Mensagem por Fabris em Sex 12 Mar 2010, 11:26 am

Como todos sabem, não existe um único artigo científico em que o ID tenha sido proposto como teoria científica. A principal causa disso é o fato de que ID é apenas mera religião e não uma teoria científica (como ficou demonstrado no julgamento de Dover).

No final de 2004, Stephem Meyer, um dos mais ativos militantes do ID tentou dar um golpe na comunidade científica, publicando um artigo de revisão em uma conceituada revista de biologia, Proceedings of the Biological Society of Washington.
Assim que foi publicado, a revista foi inundada de cartas de protesto dos cientistas sérios, que apontavam claramente o embuste.
O que ocorreu é que Meyer se utilizou de um fato: um dos editores, Richard von Sternberg, era um ativo membro de uma sociedade criacionista, a Baraminology Study Group, da Bryan College no Tennessee.

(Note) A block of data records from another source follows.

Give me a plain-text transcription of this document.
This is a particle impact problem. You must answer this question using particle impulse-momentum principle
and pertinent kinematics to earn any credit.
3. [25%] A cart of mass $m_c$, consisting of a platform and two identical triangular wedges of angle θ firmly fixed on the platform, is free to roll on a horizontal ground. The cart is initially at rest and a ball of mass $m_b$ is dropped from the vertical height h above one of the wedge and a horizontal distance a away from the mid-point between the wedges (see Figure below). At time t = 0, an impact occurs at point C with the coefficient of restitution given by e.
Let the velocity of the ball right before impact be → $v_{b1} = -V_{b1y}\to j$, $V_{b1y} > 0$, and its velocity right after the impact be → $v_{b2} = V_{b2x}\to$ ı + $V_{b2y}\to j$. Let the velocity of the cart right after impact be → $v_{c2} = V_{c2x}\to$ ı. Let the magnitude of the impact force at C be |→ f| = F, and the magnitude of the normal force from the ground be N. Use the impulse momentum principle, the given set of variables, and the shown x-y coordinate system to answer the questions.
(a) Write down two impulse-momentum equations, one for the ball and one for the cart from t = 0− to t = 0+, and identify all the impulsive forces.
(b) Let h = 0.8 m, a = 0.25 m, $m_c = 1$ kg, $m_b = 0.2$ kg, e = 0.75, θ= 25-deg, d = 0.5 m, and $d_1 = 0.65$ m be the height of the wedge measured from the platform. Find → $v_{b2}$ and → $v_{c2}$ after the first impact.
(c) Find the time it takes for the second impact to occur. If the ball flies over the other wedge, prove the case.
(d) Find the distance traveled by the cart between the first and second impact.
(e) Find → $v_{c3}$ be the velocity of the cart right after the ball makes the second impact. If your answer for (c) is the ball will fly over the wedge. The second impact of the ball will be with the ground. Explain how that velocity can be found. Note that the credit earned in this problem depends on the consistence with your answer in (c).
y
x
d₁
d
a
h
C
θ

No volume seguinte, a Sociedade publicou o seguinte anúncio:

O artigo de Stephen C. Meyer, "A origem da informação biológica e as categorias taxonômicas superiores," no vol. 117, no. 2, pp. 213-239 dos Proceedings of the Biological Society of Washington, foi publicada, a critério do ex-editor, Richard v. Sternberg.
Contrariamente às práticas típicas editorial, o jornal foi publicado sem revisão por qualquer editor de associado; Sternberg cuidou sozinho de todo o processo de revisão.
O Conselho, que inclui funcionários, conselheiros eleitos, ex-presidentes e os editores associados teriam considerado inadequado para o papel as páginas da Proceedings ,porque o assunto representa um afastamento significativo em relação ao conteúdo quase meramente sistemática para que este jornal tem foi conhecido em todo os seus 122 anos de história.
Pela mesma razão, o jornal não vai publicar uma refutação à tese do artigo, a superioridade do design inteligente (DI) sobre a evolução como uma explicação para o surgimento diversidade da vida no preríodo pós Cambriano.
O Conselho apoia a resolução sobre o ID publicado pela American Association for the Advancement of Science (http://www.aaas.org/news/releases/2002/1106id2.shtml), que observa que não há nenhuma evidência científica credível qie apoie o ID como uma hipótese testável para explicar a origem da diversidade biológica. Assim, o papel de Meyer não cumpre as normas científicas da Proceedings.

Revisamos as políticas editoriais para assegurar que os objectivos da sociedade, que se reflectem em seu jornal, sejam claramente compreendidas por todos. Através de uma presença na web (http://www.biolsocwash.org) e melhorias na revista, a sociedade espera que não só continuar, mas aumentar o seu serviço para a comunidade internacional de biólogia sistemática.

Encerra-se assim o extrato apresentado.